Когда Ромм посмотрел «Заставу Ильича», он сказал: «Марлен, вы оправдали свою жизнь».
Последние 15 лет он снимал «Невечернюю» — о встрече Толстого и Чехова. Один писатель навещает другого в больнице. На вопрос — неужели этот единственный факт вдохновил его на большую картину, Хуциев ответил: «Нужно ориентироваться в жизни на себя. Если будешь искать всегда злободневность, оглядываясь на других, ничего не получится». Я видела материал фильма, он невероятный. Дыхание времени истекшего смешивается с сегодняшним. Картина практически готова. Мы обязательно ее увидим.
Белла Ахмадулина называла Хуциева пушкинским человеком. Рассказывают, студентов он принимал в мастерскую «по глазам», искал живой огонь. И находил.
Марлен Хуциев. Фото: Влад Докшин / «Новая газета»
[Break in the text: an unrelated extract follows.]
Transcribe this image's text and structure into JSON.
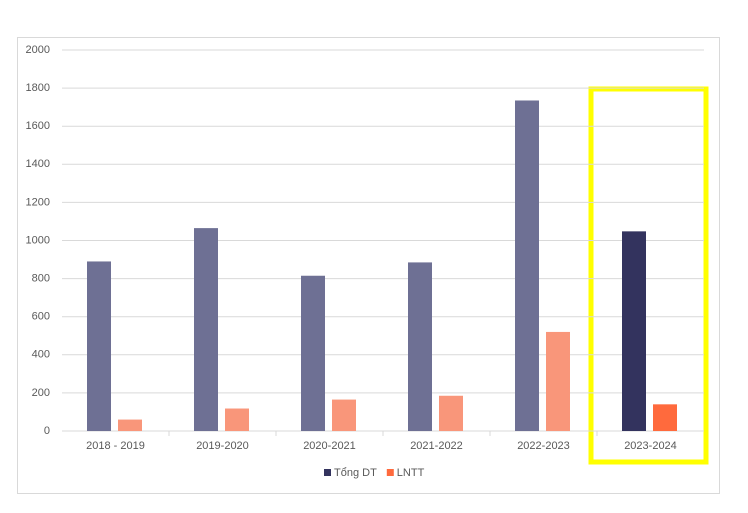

Марлен — нежное, как музыка, имя. В основе этого лучезарного «мурлыканья» — простое сложение имен-символов «Маркс» и «Ленин». Сын потомственной дворянки и «комиссара в пыльном шлеме» обязан своим именем двум бюстикам с отцовского стола. Кстати, классиков марксизма-ленинизма киноклассик Хуциев знал неплохо, мог к случаю ввернуть цитату Маркса:
«Человек, не способный напиться, не способен вообще ни на что».
«Не люблю, — говорил Марлен Мартынович, — когда люди начинают все неудачи валить на кого-то другого, на обстоятельства. Это нечестно. Это девиз неудачников. Особенно сейчас принято свои беды приписывать «тому» времени. Вот «Весна», к примеру, не вызвала никаких замечаний цензуры. Впрочем, было какое-то замечание, невнятно сформулированное. А мы взяли и быстро воспользовались им как фактом, да и досняли один важный для меня кадр. Когда всех заселили уже в новые квартиры. А Белов так и остается стоять с бутылкой шампанского и замечает растерянно: «Полусухое».
Марлен Мартынович читал и любил «Новую», звонил, никогда не отказывал во встречах. Все обсуждали с ним поездку на старой «Волге» по Москве, по местам его съемок. Только бы морозы спали.
Говорил по существу: «Нет, я не боец, скорее — упрямец. Решение принимаю взвешенно, обдуманно, но, приняв, стою на своем. Получив цензорскую редактуру какого-то эпизода, я не делал «заплаток», а переснимал его целиком, пытаясь сохранить смысл. Острота где-то терялась, но необходимая суть сохранялась. Со мной вообще непросто, это с виду я мягкий. Но, как сказано в одной старинной пьесе: «Играть на мне нельзя».
Когда его изводила украинская партноменклатура за безобидный фильм «Два Федора», снятый на Одесской киностудии, руку помощи протянул Виктор Некрасов. Подарил молодому режиссеру книгу «В окопах Сталинграда» с надписью: «Марлену. Держись — можно удержаться». Он удержался.